Sticking With It and Pushing Through Despite Mind Wandering
One of the best ways to test mental strength is to keep going, even when you don’t see any results. Breaking out of the thinking that you have to see progress and results short term will create the thinking of delaying gratification, a common mindset that many successful individuals have used as a means to achieve their goals.
Meditation indirectly assists you with your goals, making you more resilient and willing to adapt to your environment. After all, meditation is all about being in the now and making it work in a way that suits you. That way, your mind no longer sees the need to flee.
The good changes you work on internally will many times reflect on the external. When you stick through with meditation, despite not seeing any results, giving it a solid attempt to see changes happen is when you push a breakthrough that most won’t push through.
You embrace the hardship of meditation, and any bad hand life gives you becomes easier to deal with. If you do hard things life will be easier. The same can be said about the opposite.
Doing something hard doesn’t sound attractive, but it’s what moves the needle in most of the ambitions that people aim to achieve.
Fortunately, if after giving one particular meditation a solid amount of time, you still don’t see anything changing, you can choose a meditation that suits you well.
Maybe it’s movement meditation or maybe it’s yoga. Meditation isn’t this black and white practice where if you can’t do one particular meditation you’re doomed.
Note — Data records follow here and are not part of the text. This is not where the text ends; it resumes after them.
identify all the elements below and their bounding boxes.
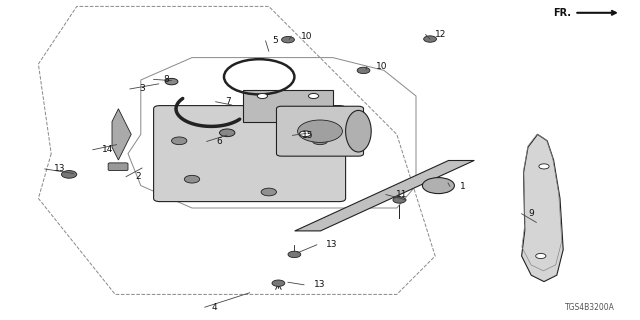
- FancyBboxPatch shape: [108, 163, 128, 171]
- Text: 13: 13: [54, 164, 66, 173]
- Circle shape: [282, 36, 294, 43]
- Text: 15: 15: [302, 131, 314, 140]
- Circle shape: [539, 164, 549, 169]
- Polygon shape: [243, 90, 333, 122]
- Text: 10: 10: [376, 62, 388, 71]
- Circle shape: [272, 280, 285, 286]
- Circle shape: [261, 188, 276, 196]
- Text: 6: 6: [216, 137, 222, 146]
- Circle shape: [298, 120, 342, 142]
- Text: 14: 14: [102, 145, 114, 154]
- Text: 9: 9: [529, 209, 534, 218]
- Text: 3: 3: [140, 84, 145, 93]
- Ellipse shape: [346, 110, 371, 152]
- Circle shape: [257, 93, 268, 99]
- Text: 12: 12: [435, 30, 447, 39]
- Circle shape: [312, 137, 328, 145]
- Text: 8: 8: [163, 75, 169, 84]
- Circle shape: [220, 129, 235, 137]
- Circle shape: [172, 137, 187, 145]
- Text: 5: 5: [273, 36, 278, 45]
- FancyBboxPatch shape: [154, 106, 346, 202]
- Text: TGS4B3200A: TGS4B3200A: [564, 303, 614, 312]
- Text: 13: 13: [326, 240, 338, 249]
- FancyBboxPatch shape: [276, 106, 364, 156]
- Polygon shape: [112, 109, 131, 160]
- Polygon shape: [522, 134, 563, 282]
- Circle shape: [184, 175, 200, 183]
- Circle shape: [357, 67, 370, 74]
- Circle shape: [308, 93, 319, 99]
- Text: FR.: FR.: [554, 8, 616, 18]
- Text: 11: 11: [396, 190, 407, 199]
- Text: 2: 2: [136, 172, 141, 181]
- Text: 13: 13: [314, 280, 325, 289]
- Circle shape: [288, 251, 301, 258]
- Circle shape: [61, 171, 77, 178]
- Text: 1: 1: [460, 182, 465, 191]
- Circle shape: [536, 253, 546, 259]
- Circle shape: [422, 178, 454, 194]
- Text: 7: 7: [225, 97, 231, 106]
- Text: 4: 4: [212, 303, 217, 312]
- Circle shape: [300, 131, 311, 137]
- Circle shape: [393, 197, 406, 203]
- Circle shape: [424, 36, 436, 42]
- Circle shape: [165, 78, 178, 85]
- Text: 10: 10: [301, 32, 312, 41]
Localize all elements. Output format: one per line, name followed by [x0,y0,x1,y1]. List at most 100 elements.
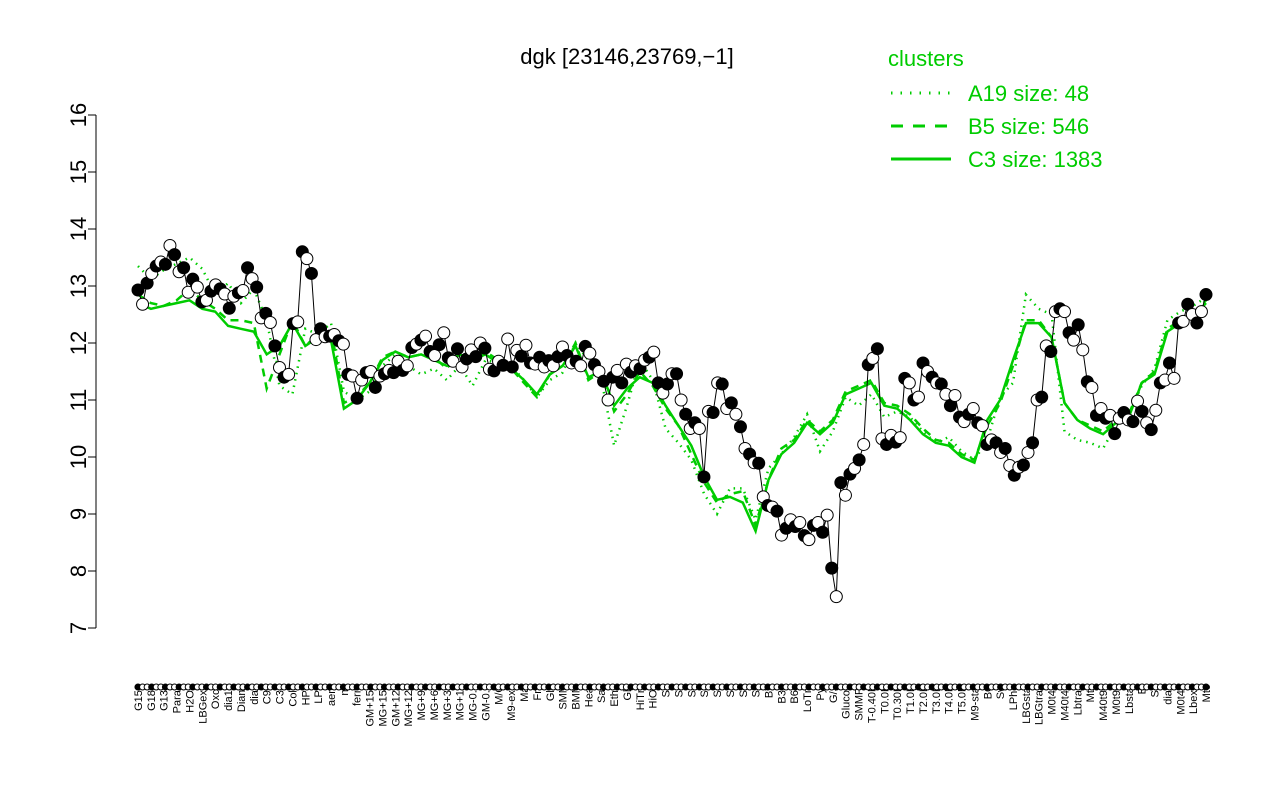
data-point [446,354,460,368]
legend-label-b5: B5 size: 546 [968,114,1089,139]
data-point [1035,390,1049,404]
data-point [670,367,684,381]
data-point [250,280,264,294]
data-point [825,561,839,575]
x-tick-label: GM+120 [390,684,402,727]
x-tick-label: MG+120 [403,684,415,727]
x-tick-label: G180 [146,684,158,711]
data-point [1085,380,1099,394]
data-point [679,407,693,421]
data-point [158,257,172,271]
data-point [615,376,629,390]
data-point [610,363,624,377]
x-tick-label: MG+30 [442,684,454,720]
data-point [263,315,277,329]
data-point [870,342,884,356]
x-tick-label: MG+15 [455,684,467,720]
x-tick-label: LoTm [802,684,814,712]
data-point [674,393,688,407]
x-tick-label: LPhT [1008,684,1020,711]
data-point [816,525,830,539]
x-tick-label: M9-stat [969,684,981,721]
data-point [428,349,442,363]
x-tick-label: SMMPr [854,684,866,721]
data-point [1016,458,1030,472]
x-tick-label: M0t45 [1175,684,1187,715]
y-tick-label: 8 [66,565,91,577]
data-point [1149,403,1163,417]
data-point [948,388,962,402]
data-point [852,453,866,467]
data-point [574,359,588,373]
data-point [1067,333,1081,347]
data-point [236,284,250,298]
data-point [770,504,784,518]
data-point [190,280,204,294]
x-tick-label: M40t90 [1098,684,1110,721]
data-point [1144,423,1158,437]
data-point [432,338,446,352]
data-point [802,533,816,547]
data-point [478,341,492,355]
data-point [291,315,305,329]
data-point [724,396,738,410]
legend-title: clusters [888,46,964,71]
data-point [752,456,766,470]
data-point [1194,305,1208,319]
data-point [336,337,350,351]
data-point [437,326,451,340]
legend: clusters A19 size: 48 B5 size: 546 C3 si… [888,46,1103,172]
data-point [793,516,807,530]
rug-mark [1202,683,1210,691]
data-point [268,339,282,353]
data-point [177,261,191,275]
data-point [1076,343,1090,357]
data-point [168,248,182,262]
data-point [131,283,145,297]
data-point [241,261,255,275]
y-tick-label: 15 [66,160,91,184]
data-point [1176,314,1190,328]
x-tick-label: H2O2 [184,684,196,713]
data-point [400,359,414,373]
x-tick-label: Glucon [841,684,853,719]
series-line-c3 [137,298,1207,535]
data-point [368,380,382,394]
x-tick-label: LBGtran [1034,684,1046,725]
x-tick-label: T0.0H [879,684,891,714]
x-tick-label: GM+150 [365,684,377,727]
data-point [998,441,1012,455]
x-tick-label: M0t45 [1047,684,1059,715]
data-point [1071,318,1085,332]
data-point [1199,288,1213,302]
data-point [902,376,916,390]
data-point [966,402,980,416]
x-tick-label: T0.30H [892,684,904,720]
data-point [692,422,706,435]
data-point [1167,371,1181,385]
x-tick-label: Paraq [172,684,184,713]
x-tick-label: M40t45 [1059,684,1071,721]
y-tick-label: 9 [66,508,91,520]
x-tick-label: LBGstat [1021,684,1033,724]
data-point [222,301,236,315]
x-tick-label: BMM [570,684,582,710]
data-point [519,338,533,352]
x-tick-label: GM-0.2 [480,684,492,721]
data-point [1190,316,1204,330]
data-point [583,346,597,360]
x-tick-label: MG+60 [429,684,441,720]
legend-label-a19: A19 size: 48 [968,81,1089,106]
y-tick-label: 11 [66,389,91,412]
data-point [647,345,661,359]
x-tick-label: Diami [236,684,248,712]
data-point [505,360,519,374]
legend-label-c3: C3 size: 1383 [968,147,1103,172]
data-point [1026,436,1040,450]
x-tick-label: Lbstat [1124,684,1136,714]
x-tick-label: G135 [159,684,171,711]
data-point [733,420,747,434]
data-point [300,252,314,266]
data-point [419,329,433,343]
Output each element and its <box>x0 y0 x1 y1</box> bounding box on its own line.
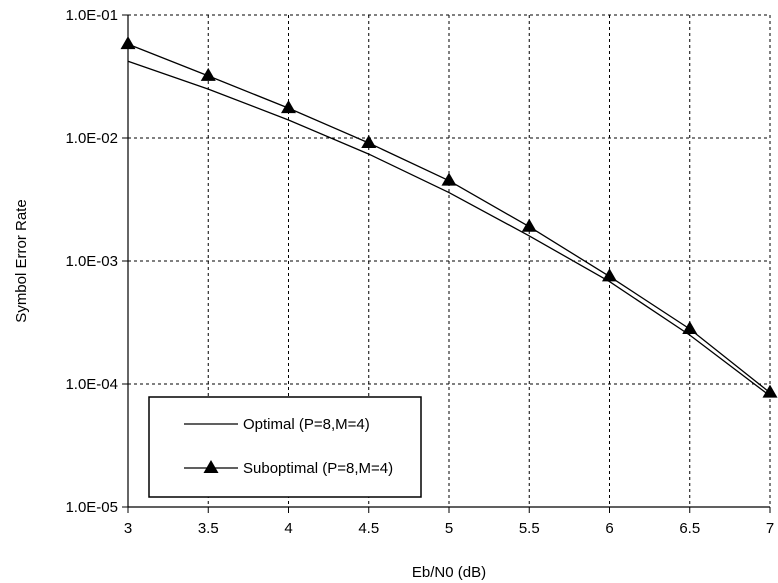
x-tick-label: 3.5 <box>198 520 219 537</box>
x-tick-label: 7 <box>766 520 774 537</box>
legend-marker-suboptimal <box>203 460 219 473</box>
suboptimal-marker <box>120 36 136 50</box>
legend-box <box>148 396 422 498</box>
x-tick-label: 3 <box>124 520 132 537</box>
x-tick-label: 4.5 <box>358 520 379 537</box>
x-tick-label: 5 <box>445 520 453 537</box>
x-axis-label: Eb/N0 (dB) <box>412 564 486 581</box>
suboptimal-marker <box>521 218 537 232</box>
tick-labels: 3 3.5 4 4.5 5 5.5 6 6.5 7 1.0E-05 1.0E-04 1.0E-03 1.… <box>65 7 774 537</box>
suboptimal-marker <box>441 172 457 186</box>
series <box>120 36 778 398</box>
suboptimal-marker <box>281 100 296 114</box>
axes <box>122 14 771 513</box>
y-tick-label: 1.0E-03 <box>65 253 118 270</box>
x-tick-label: 4 <box>284 520 292 537</box>
x-tick-label: 6.5 <box>679 520 700 537</box>
suboptimal-marker <box>200 67 216 81</box>
y-tick-label: 1.0E-05 <box>65 499 118 516</box>
suboptimal-marker <box>361 135 377 149</box>
suboptimal-marker <box>762 384 778 398</box>
series-line-optimal <box>127 60 771 397</box>
suboptimal-marker <box>602 268 617 282</box>
y-tick-label: 1.0E-02 <box>65 130 118 147</box>
legend: Optimal (P=8,M=4) Suboptimal (P=8,M=4) <box>148 396 422 498</box>
x-tick-label: 5.5 <box>519 520 540 537</box>
legend-label-suboptimal: Suboptimal (P=8,M=4) <box>243 460 393 477</box>
legend-label-optimal: Optimal (P=8,M=4) <box>243 416 370 433</box>
suboptimal-marker <box>682 320 698 334</box>
y-axis-label: Symbol Error Rate <box>13 199 30 322</box>
y-tick-label: 1.0E-04 <box>65 376 118 393</box>
y-tick-label: 1.0E-01 <box>65 7 118 24</box>
x-tick-label: 6 <box>605 520 613 537</box>
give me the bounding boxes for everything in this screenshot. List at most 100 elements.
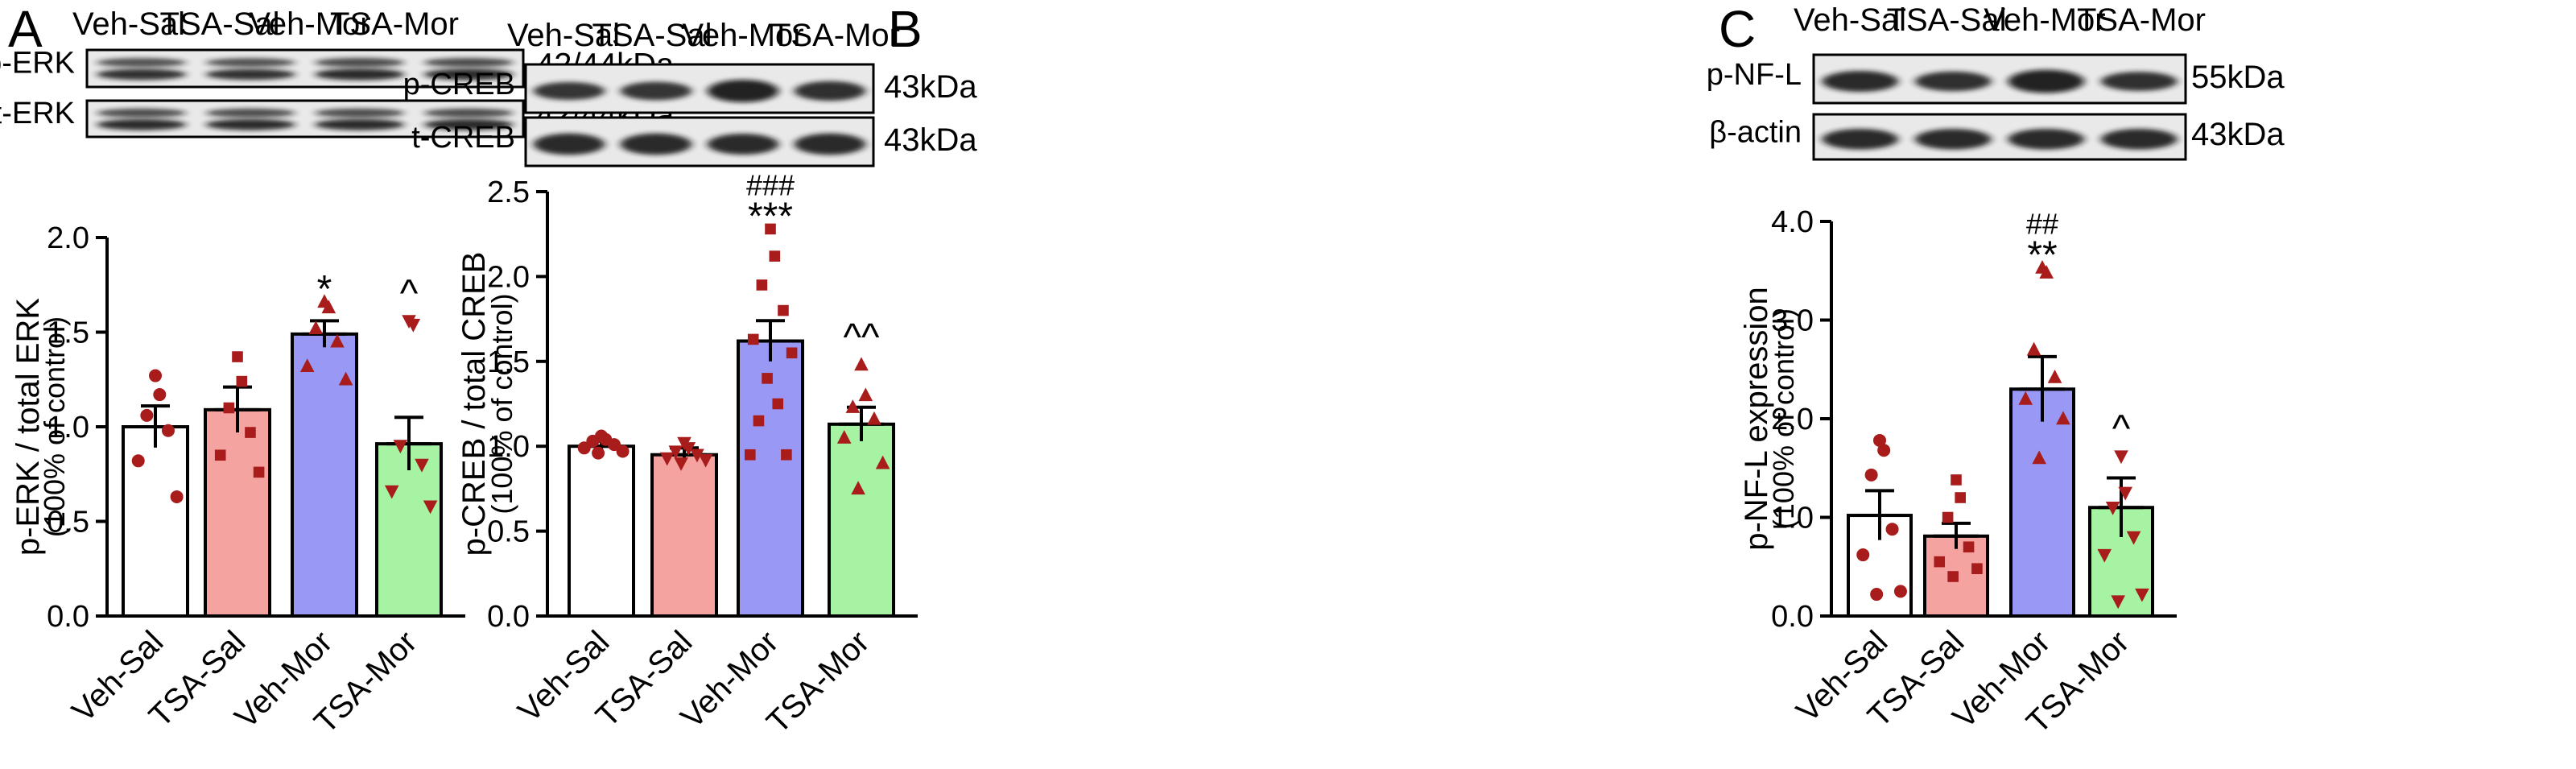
blot-band bbox=[97, 118, 187, 130]
data-point bbox=[1942, 511, 1954, 523]
y-tick-label: 1.0 bbox=[487, 430, 530, 464]
data-point bbox=[858, 387, 873, 402]
data-point bbox=[836, 430, 852, 444]
bar-group-tsa-mor bbox=[2088, 450, 2154, 618]
data-point bbox=[2018, 391, 2033, 405]
lane-label: TSA-Sal bbox=[160, 6, 280, 42]
lane-label: TSA-Sal bbox=[1887, 2, 2007, 38]
blot-size-label: 43kDa bbox=[2191, 117, 2285, 152]
blot-band bbox=[205, 118, 295, 130]
blot-row-label: β-actin bbox=[1709, 116, 1802, 150]
blot-band bbox=[533, 133, 605, 155]
y-tick-label: 1.0 bbox=[47, 411, 89, 444]
data-point bbox=[781, 449, 792, 461]
y-tick-label: 0.0 bbox=[487, 600, 530, 634]
bar bbox=[828, 422, 895, 618]
data-point bbox=[330, 333, 345, 348]
data-point bbox=[2026, 341, 2041, 356]
y-tick-label: 2.5 bbox=[487, 176, 530, 209]
significance-marker: ^ bbox=[2112, 408, 2131, 451]
y-axis-sublabel: (100% of control) bbox=[1767, 308, 1800, 529]
y-axis-label: p-ERK / total ERK bbox=[10, 298, 46, 556]
data-point bbox=[1971, 563, 1983, 574]
data-point bbox=[308, 320, 324, 334]
blot-band bbox=[1914, 71, 1992, 92]
data-point bbox=[698, 453, 713, 468]
bar-group-tsa-sal bbox=[204, 351, 271, 618]
blot-row-label: t-ERK bbox=[0, 97, 75, 130]
data-point bbox=[236, 375, 248, 387]
y-tick-label: 2.0 bbox=[487, 260, 530, 294]
data-point bbox=[423, 500, 438, 515]
data-point bbox=[2032, 450, 2046, 465]
lane-label: Veh-Sal bbox=[507, 18, 620, 53]
bar bbox=[375, 442, 443, 618]
data-point bbox=[1963, 541, 1975, 553]
data-point bbox=[851, 481, 865, 495]
data-point bbox=[1877, 444, 1891, 457]
blot-band bbox=[533, 81, 605, 101]
blot-size-label: 55kDa bbox=[2191, 60, 2285, 95]
blot-band bbox=[2008, 129, 2085, 150]
significance-marker-secondary: ### bbox=[746, 168, 795, 201]
y-tick-label: 1.0 bbox=[1771, 502, 1814, 535]
blot-band bbox=[423, 108, 514, 118]
blot-band bbox=[205, 68, 295, 81]
data-point bbox=[170, 490, 184, 503]
y-axis-label: p-CREB / total CREB bbox=[456, 252, 492, 556]
blot-band bbox=[620, 81, 692, 101]
bar bbox=[650, 453, 718, 618]
lane-label: Veh-Sal bbox=[72, 6, 185, 42]
y-tick-label: 1.5 bbox=[487, 345, 530, 379]
data-point bbox=[747, 333, 759, 345]
bar-group-veh-sal bbox=[122, 369, 189, 618]
data-point bbox=[214, 449, 226, 461]
data-point bbox=[2097, 548, 2112, 563]
data-point bbox=[690, 449, 704, 463]
data-point bbox=[875, 455, 890, 469]
y-tick-label: 2.0 bbox=[1771, 403, 1814, 436]
bar bbox=[1923, 534, 1989, 618]
blot-band bbox=[794, 81, 866, 101]
data-point bbox=[1856, 548, 1870, 562]
blot-size-label: 43kDa bbox=[884, 69, 977, 105]
blot-band bbox=[205, 58, 295, 68]
data-point bbox=[753, 415, 765, 427]
significance-marker: ** bbox=[2027, 234, 2057, 277]
data-point bbox=[1893, 585, 1907, 598]
blot-band bbox=[423, 68, 514, 81]
y-tick-label: 1.5 bbox=[47, 316, 89, 350]
significance-marker: *** bbox=[748, 195, 793, 238]
data-point bbox=[131, 454, 145, 468]
data-point bbox=[2056, 411, 2070, 425]
data-point bbox=[2126, 531, 2141, 545]
panel-letter-a: A bbox=[8, 0, 43, 58]
data-point bbox=[161, 424, 175, 437]
blot-band bbox=[315, 57, 405, 68]
data-point bbox=[223, 402, 235, 414]
blot-strip bbox=[85, 48, 525, 89]
bar-group-tsa-sal bbox=[1923, 474, 1989, 618]
data-point bbox=[762, 373, 773, 384]
data-point bbox=[845, 399, 861, 413]
significance-marker: * bbox=[317, 268, 332, 311]
data-point bbox=[681, 442, 696, 456]
data-point bbox=[415, 458, 429, 473]
data-point bbox=[769, 250, 781, 262]
blot-row-label: t-CREB bbox=[411, 121, 515, 155]
blot-frame bbox=[85, 48, 525, 89]
data-point bbox=[1947, 571, 1959, 582]
blot-band bbox=[707, 134, 779, 155]
data-point bbox=[2105, 502, 2120, 515]
bar bbox=[204, 407, 271, 618]
bar bbox=[2009, 387, 2075, 618]
data-point bbox=[867, 411, 881, 425]
blot-band bbox=[2008, 69, 2085, 93]
bar bbox=[122, 425, 189, 618]
data-point bbox=[1864, 468, 1878, 482]
y-axis-sublabel: (100% of control) bbox=[38, 316, 71, 537]
y-tick-label: 0.5 bbox=[487, 515, 530, 549]
data-point bbox=[393, 440, 408, 454]
significance-marker: ^^ bbox=[843, 316, 880, 359]
blot-frame bbox=[85, 99, 525, 139]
It’s quite the opposite. There are more meditations than ice cream flavors. It’s okay if the path takes longer for this reason.
With meditation, you’re not competing with anyone else. You’re finding your path to a more meaningful, happier, and freer life, among other things meditation can provide you. By learning to enjoy the process and falling in love with the “boredom”, redefining it completely, meditation as a whole will be easier than it’s ever been.
Make the meditation less feeling-dependent and more discipline-dependent and you will be ahead of most meditators, you’ll even be less likely to give up, to begin with, despite the mind wandering.
Sticking with it is usually the transition process that separates long-term meditators that reap the reward for their lifetime and those who were simply curious about the practice but not serious enough to have a positive impact on their daily life.